8. Take a Positive, Pro-active Approach. Rather than deprive people of their fundamental freedom to exercise property rights and make basic choices about what they eat and drink and how to acquire it, by attempting to micro-manage their every move, I recommend pro-active education and providing opportunities for interested parties to learn correct principles, and allow them to govern themselves. To that end, I recommend giving people the freedom and opportunity to make such choices themselves, coupled with voluntary options for proactive education. If sanitation associated with raw milk production is a concern, and lawmakers feel like extra precaution is warranted, I suggest teaming up with Utah State Extension Service, and offering workshops once or twice a year to those who want to produce and consume raw milk, including cow-share participants, providing classes on how to produce, store, and consume raw milk safely, small herd management issues, etc. If the Amish can produce and consume raw milk safely, using 19th century methods and technology, certainly we ought to be able to do so as well. But then again, because of the way they live, the Amish have more opportunities to develop common sense, which is something our children are are increasingly being deprived of opportunities to develop, based on the multitude of ways we are increasingly being micromanaged.

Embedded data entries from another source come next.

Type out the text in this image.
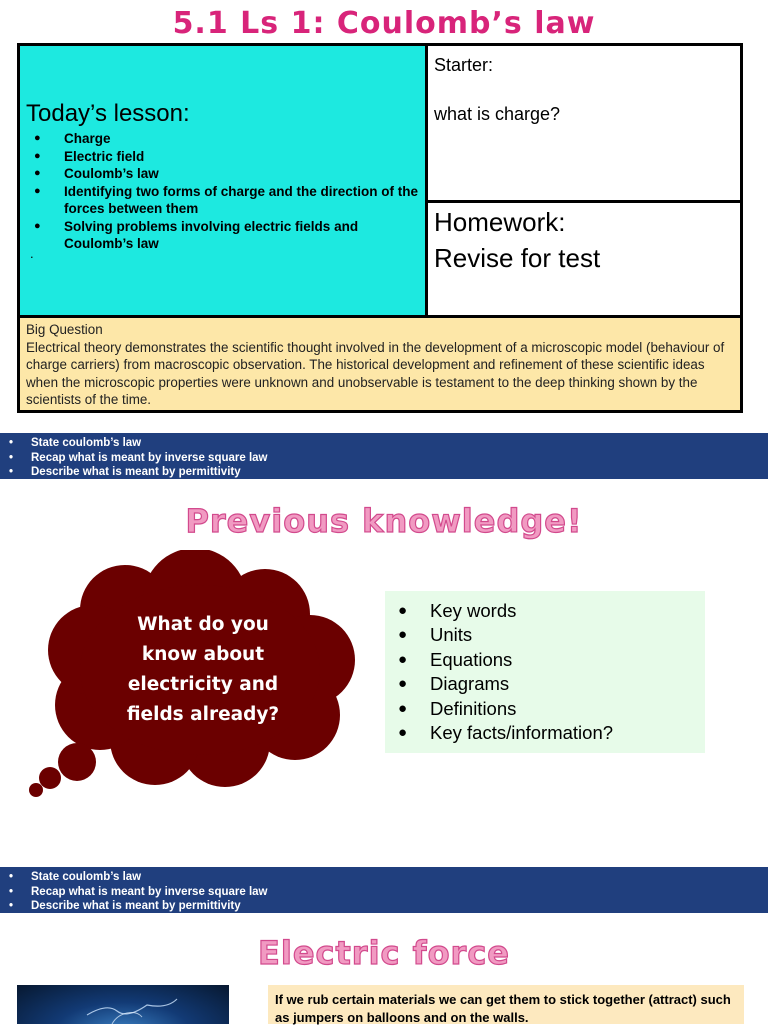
5.1 Ls 1: Coulomb’s law
Today’s lesson:
● Charge
● Electric field
● Coulomb’s law
● Identifying two forms of charge and the direction of the forces between them
● Solving problems involving electric fields and Coulomb’s law
.
Starter:
what is charge?
Homework:
Revise for test
Big Question
Electrical theory demonstrates the scientific thought involved in the development of a microscopic model (behaviour of charge carriers) from macroscopic observation. The historical development and refinement of these scientific ideas when the microscopic properties were unknown and unobservable is testament to the deep thinking shown by the scientists of the time.
• State coulomb’s law
• Recap what is meant by inverse square law
• Describe what is meant by permittivity
Previous knowledge!
What do you know about electricity and fields already?
● Key words
● Units
● Equations
● Diagrams
● Definitions
● Key facts/information?
• State coulomb’s law
• Recap what is meant by inverse square law
• Describe what is meant by permittivity
Electric force
If we rub certain materials we can get them to stick together (attract) such as jumpers on balloons and on the walls.
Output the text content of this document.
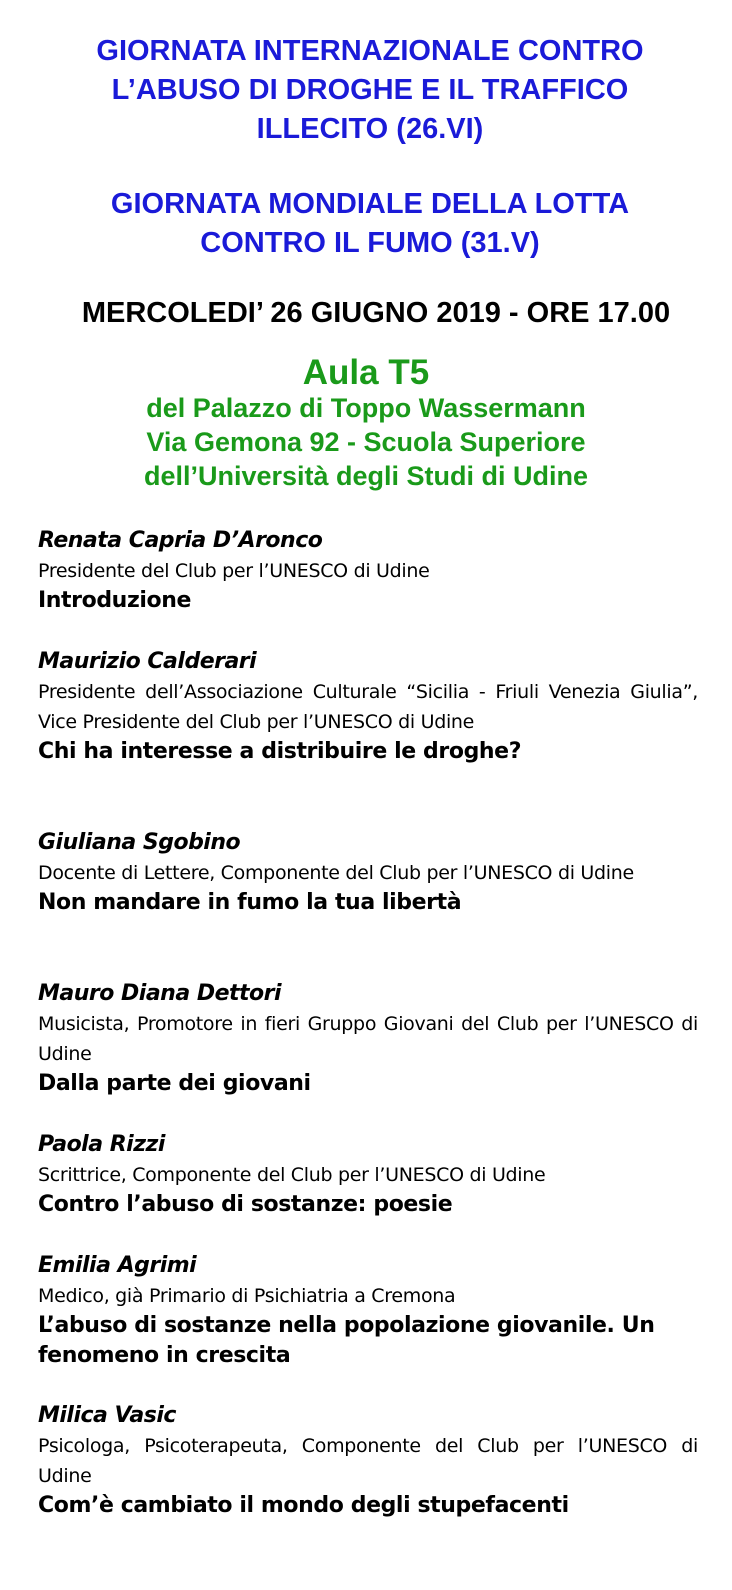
GIORNATA INTERNAZIONALE CONTRO
L’ABUSO DI DROGHE E IL TRAFFICO
ILLECITO (26.VI)
GIORNATA MONDIALE DELLA LOTTA
CONTRO IL FUMO (31.V)
MERCOLEDI’ 26 GIUGNO 2019 - ORE 17.00
Aula T5
del Palazzo di Toppo Wassermann
Via Gemona 92 - Scuola Superiore
dell’Università degli Studi di Udine
Renata Capria D’Aronco
Presidente del Club per l’UNESCO di Udine
Introduzione
Maurizio Calderari
Presidente dell’Associazione Culturale “Sicilia - Friuli Venezia Giulia”, Vice Presidente del Club per l’UNESCO di Udine
Chi ha interesse a distribuire le droghe?
Giuliana Sgobino
Docente di Lettere, Componente del Club per l’UNESCO di Udine
Non mandare in fumo la tua libertà
Mauro Diana Dettori
Musicista, Promotore in fieri Gruppo Giovani del Club per l’UNESCO di Udine
Dalla parte dei giovani
Paola Rizzi
Scrittrice, Componente del Club per l’UNESCO di Udine
Contro l’abuso di sostanze: poesie
Emilia Agrimi
Medico, già Primario di Psichiatria a Cremona
L’abuso di sostanze nella popolazione giovanile. Un fenomeno in crescita
Milica Vasic
Psicologa, Psicoterapeuta, Componente del Club per l’UNESCO di Udine
Com’è cambiato il mondo degli stupefacenti
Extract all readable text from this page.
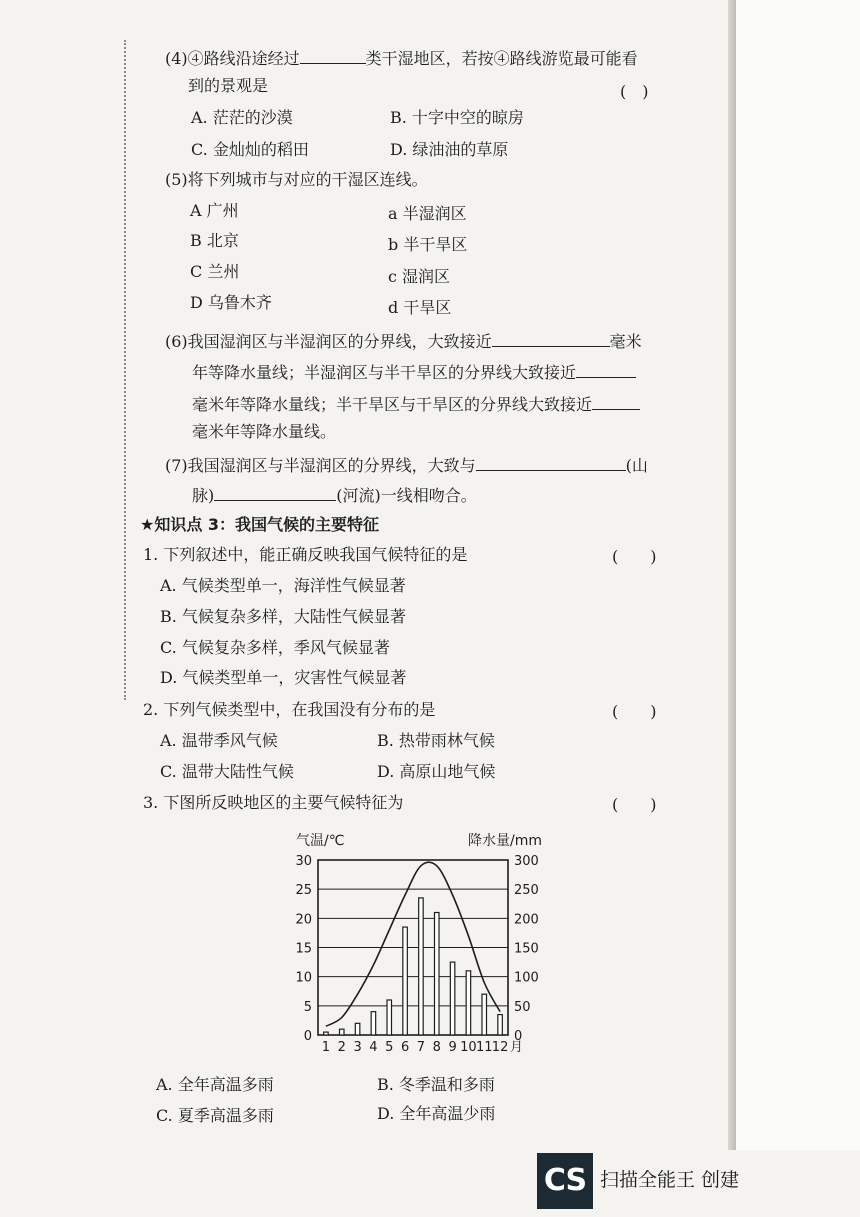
(4)④路线沿途经过	类干湿地区，若按④路线游览最可能看
到的景观是	(　)
A. 茫茫的沙漠	B. 十字中空的晾房
C. 金灿灿的稻田	D. 绿油油的草原
(5)将下列城市与对应的干湿区连线。
A 广州	a 半湿润区
B 北京	b 半干旱区
C 兰州	c 湿润区
D 乌鲁木齐	d 干旱区
(6)我国湿润区与半湿润区的分界线，大致接近	毫米
年等降水量线；半湿润区与半干旱区的分界线大致接近
毫米年等降水量线；半干旱区与干旱区的分界线大致接近
毫米年等降水量线。
(7)我国湿润区与半湿润区的分界线，大致与	(山
脉)	(河流)一线相吻合。
★知识点 3：我国气候的主要特征
1. 下列叙述中，能正确反映我国气候特征的是	(　　)
A. 气候类型单一，海洋性气候显著
B. 气候复杂多样，大陆性气候显著
C. 气候复杂多样，季风气候显著
D. 气候类型单一，灾害性气候显著
2. 下列气候类型中，在我国没有分布的是	(　　)
A. 温带季风气候	B. 热带雨林气候
C. 温带大陆性气候	D. 高原山地气候
3. 下图所反映地区的主要气候特征为	(　　)
气温/℃	降水量/mm
0
5
10
15
20
25
30
0
50
100
150
200
250
300
1 2 3 4 5 6 7 8 9 10 11 12 月
A. 全年高温多雨	B. 冬季温和多雨
C. 夏季高温多雨	D. 全年高温少雨
CS 扫描全能王 创建
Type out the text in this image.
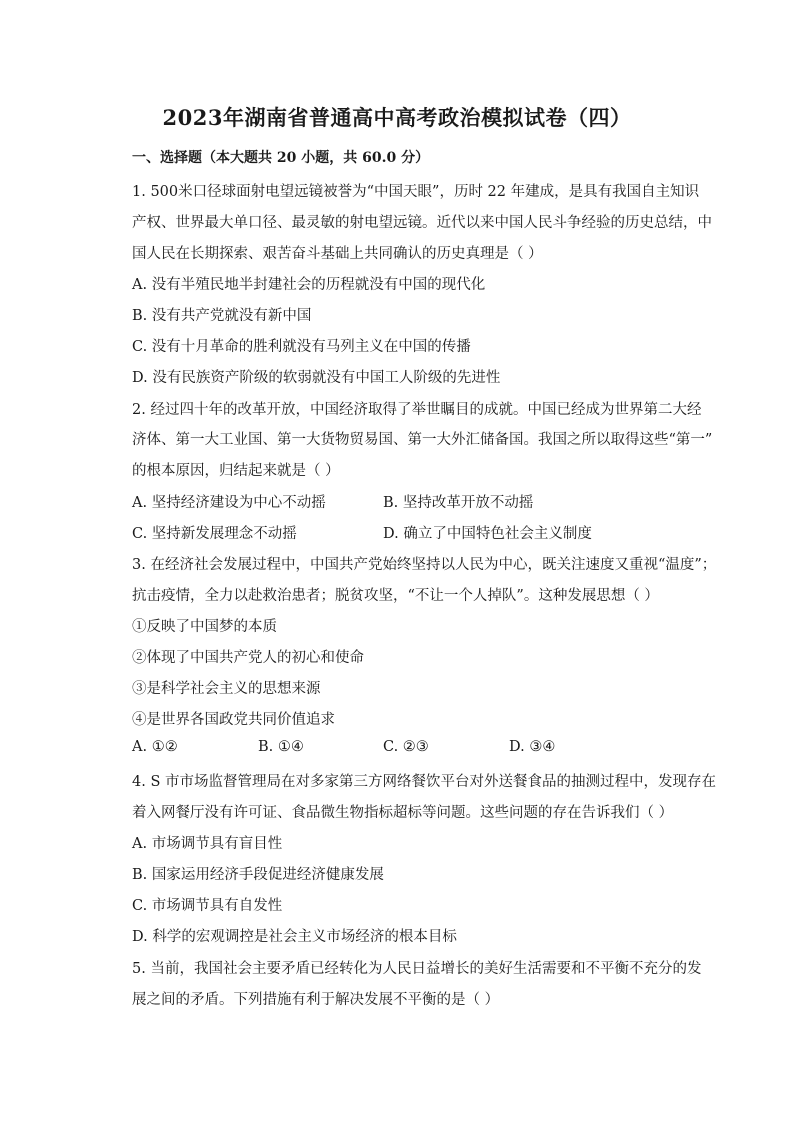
2023年湖南省普通高中高考政治模拟试卷（四）
一、选择题（本大题共 20 小题，共 60.0 分）
1. 500米口径球面射电望远镜被誉为“中国天眼”，历时 22 年建成，是具有我国自主知识
产权、世界最大单口径、最灵敏的射电望远镜。近代以来中国人民斗争经验的历史总结，中
国人民在长期探索、艰苦奋斗基础上共同确认的历史真理是（ ）
A. 没有半殖民地半封建社会的历程就没有中国的现代化
B. 没有共产党就没有新中国
C. 没有十月革命的胜利就没有马列主义在中国的传播
D. 没有民族资产阶级的软弱就没有中国工人阶级的先进性
2. 经过四十年的改革开放，中国经济取得了举世瞩目的成就。中国已经成为世界第二大经
济体、第一大工业国、第一大货物贸易国、第一大外汇储备国。我国之所以取得这些“第一”
的根本原因，归结起来就是（ ）
A. 坚持经济建设为中心不动摇	B. 坚持改革开放不动摇
C. 坚持新发展理念不动摇	D. 确立了中国特色社会主义制度
3. 在经济社会发展过程中，中国共产党始终坚持以人民为中心，既关注速度又重视“温度”；
抗击疫情，全力以赴救治患者；脱贫攻坚，“不让一个人掉队”。这种发展思想（ ）
①反映了中国梦的本质
②体现了中国共产党人的初心和使命
③是科学社会主义的思想来源
④是世界各国政党共同价值追求
A. ①②	B. ①④	C. ②③	D. ③④
4. S 市市场监督管理局在对多家第三方网络餐饮平台对外送餐食品的抽测过程中，发现存在
着入网餐厅没有许可证、食品微生物指标超标等问题。这些问题的存在告诉我们（ ）
A. 市场调节具有盲目性
B. 国家运用经济手段促进经济健康发展
C. 市场调节具有自发性
D. 科学的宏观调控是社会主义市场经济的根本目标
5. 当前，我国社会主要矛盾已经转化为人民日益增长的美好生活需要和不平衡不充分的发
展之间的矛盾。下列措施有利于解决发展不平衡的是（ ）
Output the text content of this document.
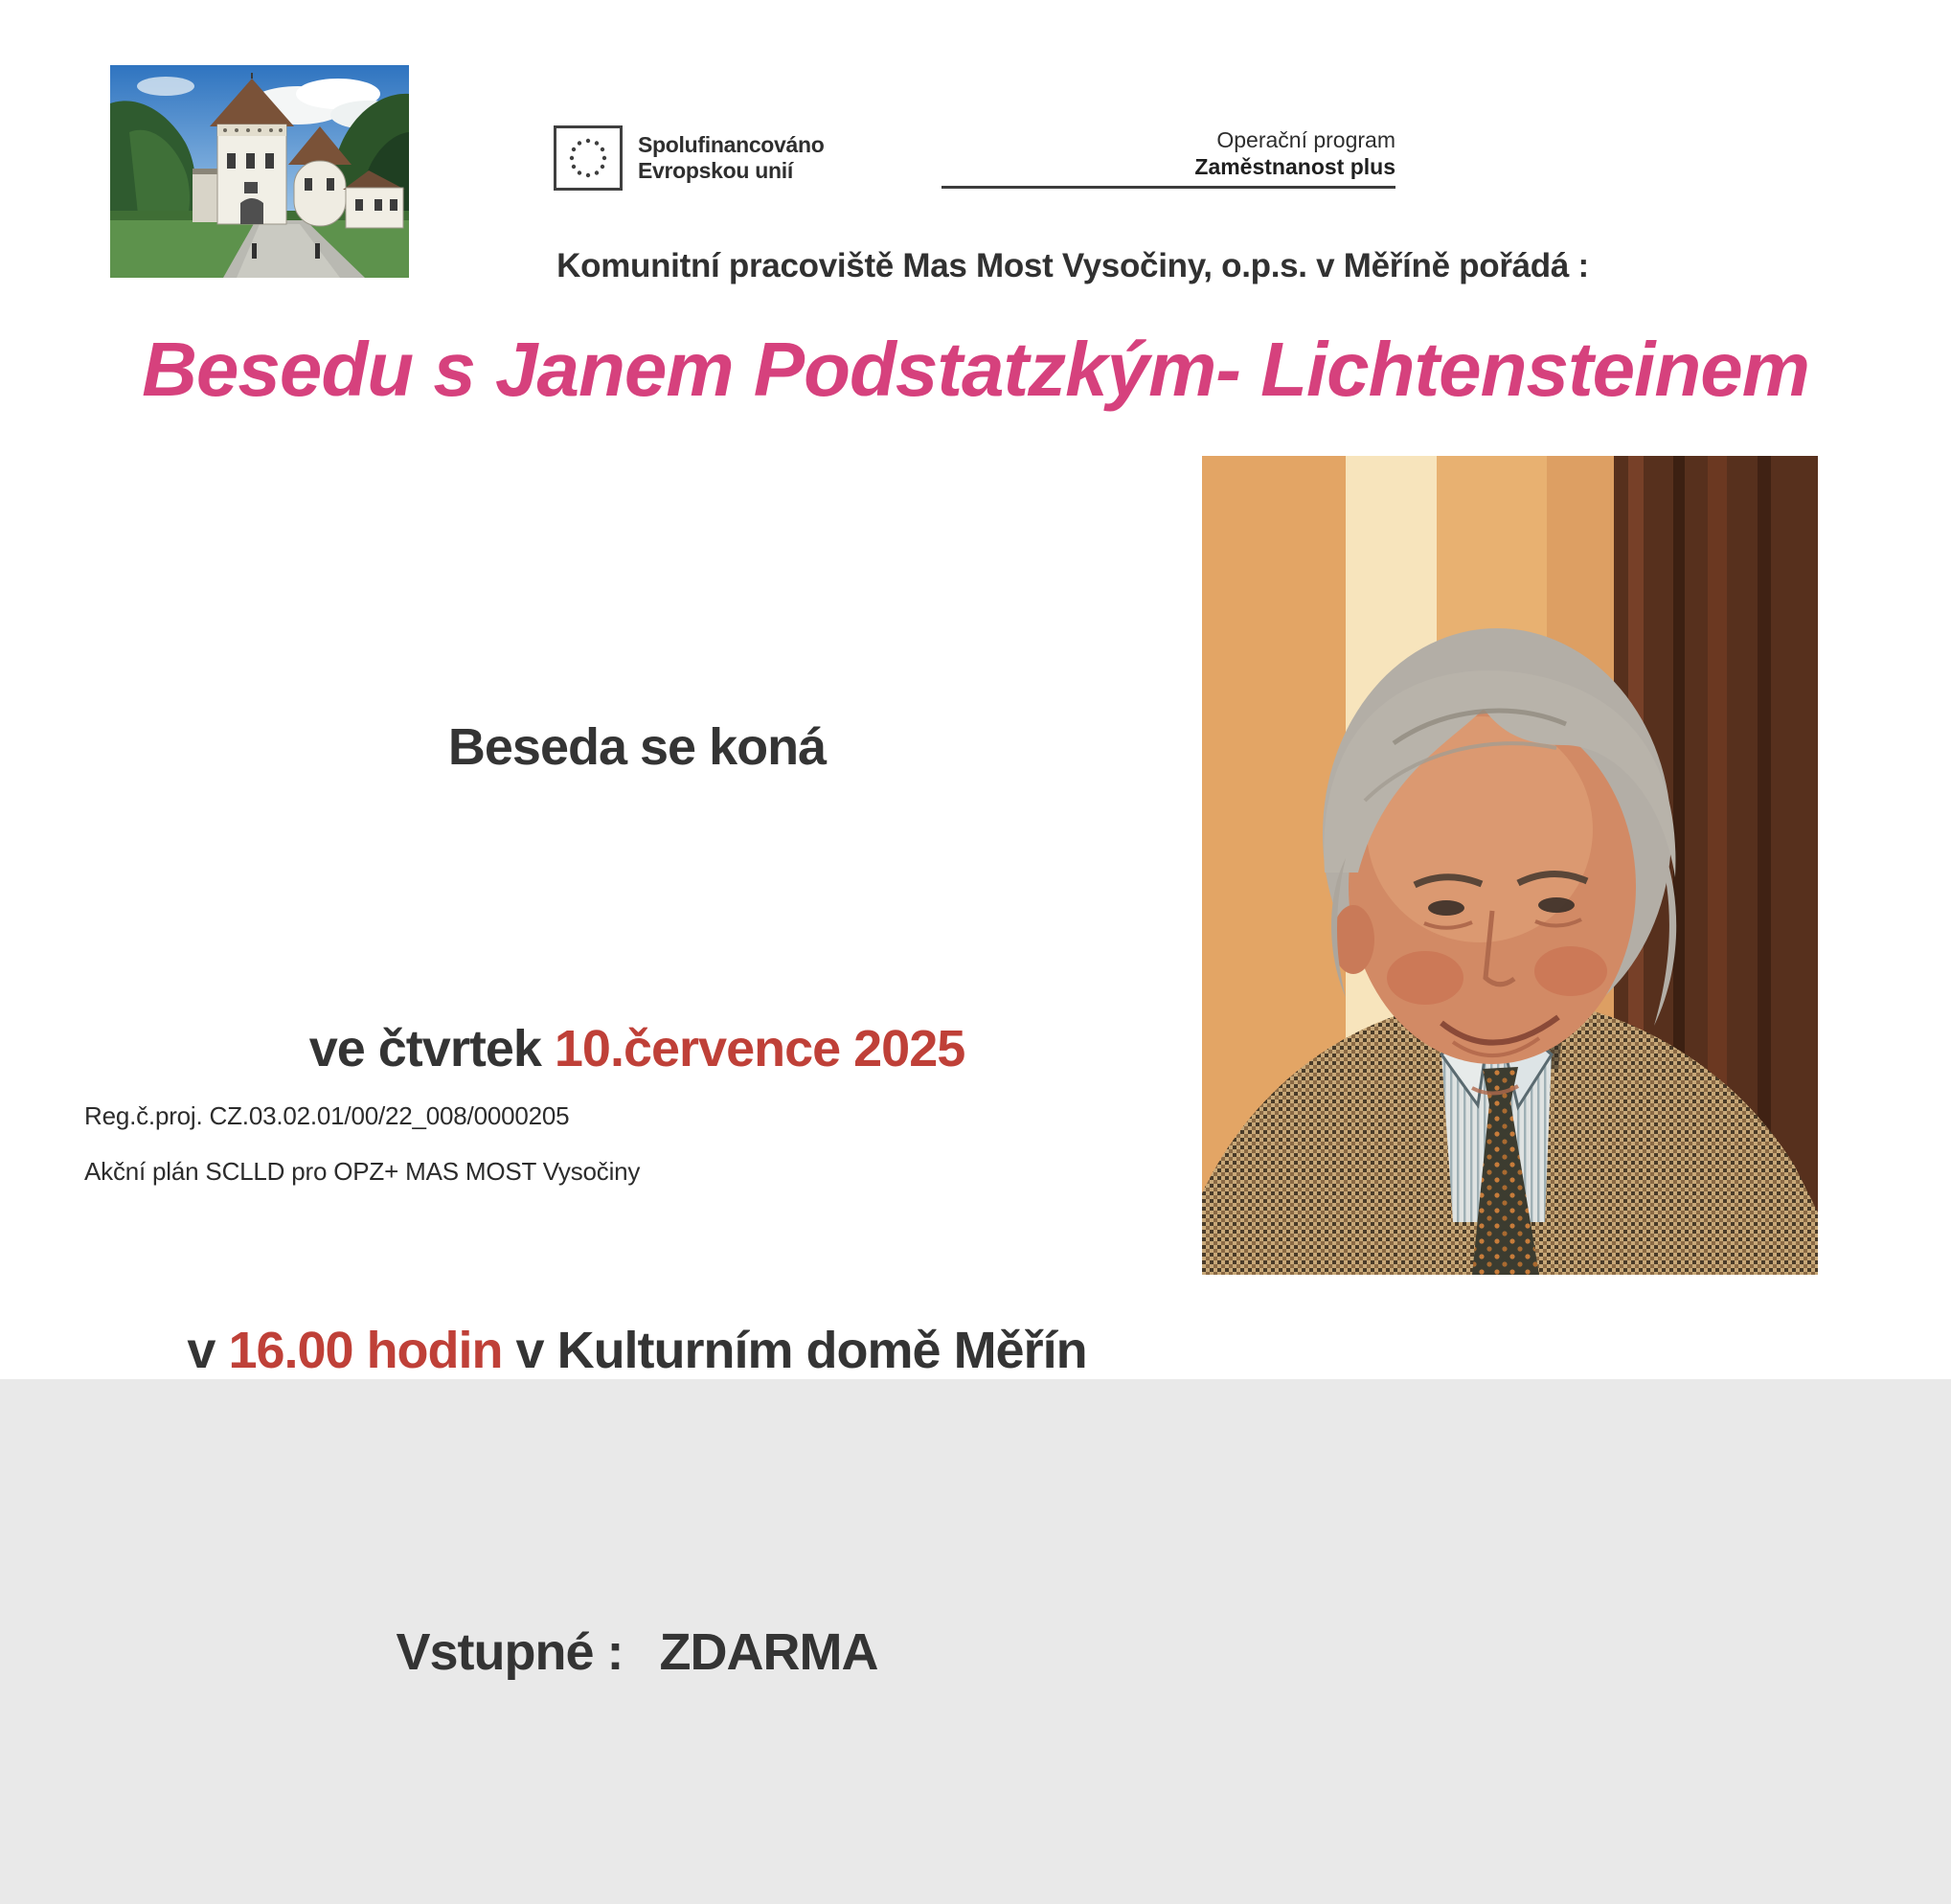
Spolufinancováno
Evropskou unií
Operační program
Zaměstnanost plus
Komunitní pracoviště Mas Most Vysočiny, o.p.s. v Měříně pořádá :
Besedu s Janem Podstatzkým- Lichtensteinem

Beseda se koná

ve čtvrtek 10.července 2025

v 16.00 hodin v Kulturním domě Měřín

Vstupné : ZDARMA

Reg.č.proj. CZ.03.02.01/00/22_008/0000205
Akční plán SCLLD pro OPZ+ MAS MOST Vysočiny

This simple diagram illustrates one possible approach to a cow-share arrangement:
* Note of clarification: Technically, Salmonella, E. coli, campylobactor and listeria are arguably contagious person-to-person, with listeria only being contagious from mother to unborn child. My understanding, however, is that as a practical matter, spreading those risks person-to-person is extremely rare, unless people do absolutely nothing to address the issue, through even reasonable everyday sanitation and cleanliness. In other words — and I hate to be this graphic — but if someone is essentially swimming in (and consuming) the vomit or feces of someone who is infected, without any effort at basic sanitation and cleanliness, there is definitely a risk of contagion person-to-person — as well as a whole bunch of other risks as well!